Glanya examined them, astonished and speechless. Streiler put his arm affectionately around her waist and asked the reason for her astonishment: “Seeing these giants is really so disturbing to you, Glanya? Don’t they look like your brothers? Of course, they’re taller but…”
“These are my ancestors, Kurt,” she ended up muttering. “Our archives in the artificial astro-base that is floating a million miles from Bimkam tell the complete history of our humanity. I studied a compilation about our expansion in the Galaxy. For 200 million years our race flew all over intra-galactic space trying to peacefully colonize the solar systems with planets inhabited by thinking beings. Colonization is not the right word because we’re happy just to educate the peoples without exploiting them. I clearly remember having learned that from the start of our Astronautical Age our mother race sent subjects to thousands of different worlds. The Bimkamian Instructors, therefore, educated countless races. Th
ey came to Earth several times where the civilization had been ravaged by one disaster after another. When the new humanity on Earth, after these cataclysms, started becoming civilized the Instructors came to this planet to teach them the good and develop their knowledge. My ancestors didn’t always live on Bimkam, needless to say. Because they also experienced disasters. But their vast empire in space spared them the ruin suffered by the ancient races on Earth. When a planet occupied by Bimkamians suffers one of these cosmic disasters the colonists can flee to other planetary refuges. Even if they were totally engulfed in the end of the world, their brothers in other systems would continue their civilizing mission. By sheer number and power the Bimkamians will never die out.
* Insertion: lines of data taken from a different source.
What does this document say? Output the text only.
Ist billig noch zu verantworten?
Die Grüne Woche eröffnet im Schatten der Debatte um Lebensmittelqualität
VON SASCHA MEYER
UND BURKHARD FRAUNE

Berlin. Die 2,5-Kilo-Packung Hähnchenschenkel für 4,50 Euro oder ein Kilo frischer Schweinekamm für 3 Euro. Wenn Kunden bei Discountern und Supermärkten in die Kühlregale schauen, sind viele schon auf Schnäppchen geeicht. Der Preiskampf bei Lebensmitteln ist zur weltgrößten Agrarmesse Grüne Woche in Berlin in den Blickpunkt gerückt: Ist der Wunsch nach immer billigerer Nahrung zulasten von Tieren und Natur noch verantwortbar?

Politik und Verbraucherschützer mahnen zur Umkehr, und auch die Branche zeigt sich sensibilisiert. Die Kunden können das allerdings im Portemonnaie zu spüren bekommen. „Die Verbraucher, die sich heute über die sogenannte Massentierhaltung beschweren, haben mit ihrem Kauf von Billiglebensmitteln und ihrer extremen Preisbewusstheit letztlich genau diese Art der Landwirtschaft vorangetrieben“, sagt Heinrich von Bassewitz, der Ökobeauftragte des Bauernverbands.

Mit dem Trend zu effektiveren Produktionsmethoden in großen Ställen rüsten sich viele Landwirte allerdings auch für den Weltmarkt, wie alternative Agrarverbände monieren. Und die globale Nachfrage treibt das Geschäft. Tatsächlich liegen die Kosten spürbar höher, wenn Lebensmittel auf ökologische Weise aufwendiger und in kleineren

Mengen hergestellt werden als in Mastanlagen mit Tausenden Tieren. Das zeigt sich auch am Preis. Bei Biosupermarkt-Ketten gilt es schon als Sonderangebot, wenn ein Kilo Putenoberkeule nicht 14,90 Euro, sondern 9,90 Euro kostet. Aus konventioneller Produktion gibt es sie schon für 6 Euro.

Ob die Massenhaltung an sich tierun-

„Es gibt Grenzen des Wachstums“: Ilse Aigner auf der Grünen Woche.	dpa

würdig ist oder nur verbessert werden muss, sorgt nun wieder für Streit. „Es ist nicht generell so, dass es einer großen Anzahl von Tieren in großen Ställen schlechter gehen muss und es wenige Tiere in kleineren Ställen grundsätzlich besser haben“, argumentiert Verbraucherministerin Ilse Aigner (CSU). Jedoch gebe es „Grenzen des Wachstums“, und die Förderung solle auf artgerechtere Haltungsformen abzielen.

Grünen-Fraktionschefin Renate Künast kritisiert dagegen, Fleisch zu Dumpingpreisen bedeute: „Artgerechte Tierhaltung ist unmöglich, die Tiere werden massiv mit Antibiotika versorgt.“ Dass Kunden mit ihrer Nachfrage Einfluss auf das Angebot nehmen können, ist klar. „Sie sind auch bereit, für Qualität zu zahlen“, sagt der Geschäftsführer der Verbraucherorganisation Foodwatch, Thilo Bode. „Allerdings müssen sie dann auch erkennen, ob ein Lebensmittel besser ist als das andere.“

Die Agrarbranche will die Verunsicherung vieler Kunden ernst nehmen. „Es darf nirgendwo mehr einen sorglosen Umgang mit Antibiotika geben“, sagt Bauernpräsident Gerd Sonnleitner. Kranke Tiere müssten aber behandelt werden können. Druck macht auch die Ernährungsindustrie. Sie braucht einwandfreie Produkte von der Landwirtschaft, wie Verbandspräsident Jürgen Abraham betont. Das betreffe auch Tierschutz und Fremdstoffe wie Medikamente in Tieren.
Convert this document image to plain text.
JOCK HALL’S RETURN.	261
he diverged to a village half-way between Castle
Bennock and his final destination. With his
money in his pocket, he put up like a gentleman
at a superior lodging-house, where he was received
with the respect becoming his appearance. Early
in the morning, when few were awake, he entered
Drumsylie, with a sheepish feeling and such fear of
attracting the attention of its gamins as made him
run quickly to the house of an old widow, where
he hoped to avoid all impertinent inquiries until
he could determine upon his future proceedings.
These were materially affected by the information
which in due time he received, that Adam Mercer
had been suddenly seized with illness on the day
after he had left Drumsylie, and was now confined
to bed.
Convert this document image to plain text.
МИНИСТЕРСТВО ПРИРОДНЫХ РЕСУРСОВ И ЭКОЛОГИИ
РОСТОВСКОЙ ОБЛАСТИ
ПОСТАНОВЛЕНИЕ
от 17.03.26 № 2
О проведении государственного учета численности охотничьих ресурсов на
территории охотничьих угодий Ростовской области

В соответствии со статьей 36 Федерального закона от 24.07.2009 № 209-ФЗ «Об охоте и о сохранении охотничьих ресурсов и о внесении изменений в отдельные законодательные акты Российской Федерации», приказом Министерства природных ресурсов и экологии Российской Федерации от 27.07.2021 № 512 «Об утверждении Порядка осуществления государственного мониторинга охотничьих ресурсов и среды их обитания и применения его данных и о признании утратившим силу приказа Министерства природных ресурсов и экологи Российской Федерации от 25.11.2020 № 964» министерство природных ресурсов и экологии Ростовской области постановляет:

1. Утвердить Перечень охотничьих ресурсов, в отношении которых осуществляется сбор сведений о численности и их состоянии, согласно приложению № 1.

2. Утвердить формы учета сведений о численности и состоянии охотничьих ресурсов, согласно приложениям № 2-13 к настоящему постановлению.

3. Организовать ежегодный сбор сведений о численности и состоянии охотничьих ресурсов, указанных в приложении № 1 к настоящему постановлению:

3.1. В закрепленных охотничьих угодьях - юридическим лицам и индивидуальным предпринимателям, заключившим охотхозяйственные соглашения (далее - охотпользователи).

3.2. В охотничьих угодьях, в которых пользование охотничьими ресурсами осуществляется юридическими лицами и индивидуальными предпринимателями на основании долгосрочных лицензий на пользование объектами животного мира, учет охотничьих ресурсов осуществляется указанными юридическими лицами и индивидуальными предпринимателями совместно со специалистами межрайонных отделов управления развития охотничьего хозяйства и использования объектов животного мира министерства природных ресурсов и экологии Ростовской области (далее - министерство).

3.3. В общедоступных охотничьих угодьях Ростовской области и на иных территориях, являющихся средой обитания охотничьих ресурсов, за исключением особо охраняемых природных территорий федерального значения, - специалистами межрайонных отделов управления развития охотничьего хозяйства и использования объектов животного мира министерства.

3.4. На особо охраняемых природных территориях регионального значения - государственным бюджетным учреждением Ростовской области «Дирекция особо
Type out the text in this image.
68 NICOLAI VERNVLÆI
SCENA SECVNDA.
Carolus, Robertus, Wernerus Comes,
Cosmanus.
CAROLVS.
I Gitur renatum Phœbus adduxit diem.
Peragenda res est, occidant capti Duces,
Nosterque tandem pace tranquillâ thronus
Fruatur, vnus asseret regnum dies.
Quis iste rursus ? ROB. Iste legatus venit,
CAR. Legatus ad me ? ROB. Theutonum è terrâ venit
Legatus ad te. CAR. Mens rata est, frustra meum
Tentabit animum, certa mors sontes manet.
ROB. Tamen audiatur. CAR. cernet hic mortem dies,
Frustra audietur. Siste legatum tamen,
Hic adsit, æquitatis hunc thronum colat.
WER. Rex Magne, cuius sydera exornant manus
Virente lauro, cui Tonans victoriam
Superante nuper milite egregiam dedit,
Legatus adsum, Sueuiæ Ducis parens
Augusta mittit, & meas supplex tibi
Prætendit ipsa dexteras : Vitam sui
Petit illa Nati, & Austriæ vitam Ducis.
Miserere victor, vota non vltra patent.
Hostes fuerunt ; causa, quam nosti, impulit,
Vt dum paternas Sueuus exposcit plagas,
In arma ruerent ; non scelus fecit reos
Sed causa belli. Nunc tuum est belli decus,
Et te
“Obviously our race changes and develops over the years. That’s why these giants, almost ten feel tall, my ancestors, are bigger than us, the Bimkamians of Shâmali. And you Earthlings from the Atomic Age are smaller than us but the human race survives and will always survive. Even if in a million years—after the Age you come from—your Earthling race changes and gives birth to dwarves… the representatives of the Mother Race will keep pretty much the same morphology. We occupied two planets of this solar system: first Mars, then Earth. Later our descendants will occupy Venus, which is not yet inhabitable.”
“So, they’re also our ancestors,” the young French scientist observed. “In a talk at the Academy of Sciences I proposed a hypothesis in which Earthlings would have a Martian origin. In an expedition in Antarctica, some American technicians and myself discovered a bronze-skinned race that descended directly from Atlanteans and that lived in a sheltered valley in the polar ice. These beings were Martian offspring that had come to colonize the Earth after a cataclysm had ruined their mother planet17.”
Glanya thought for a minute before saying, “The Bimkamians, therefore, would have mixed with the Martians and their cross-breed would have colonized Earth because our race is white.”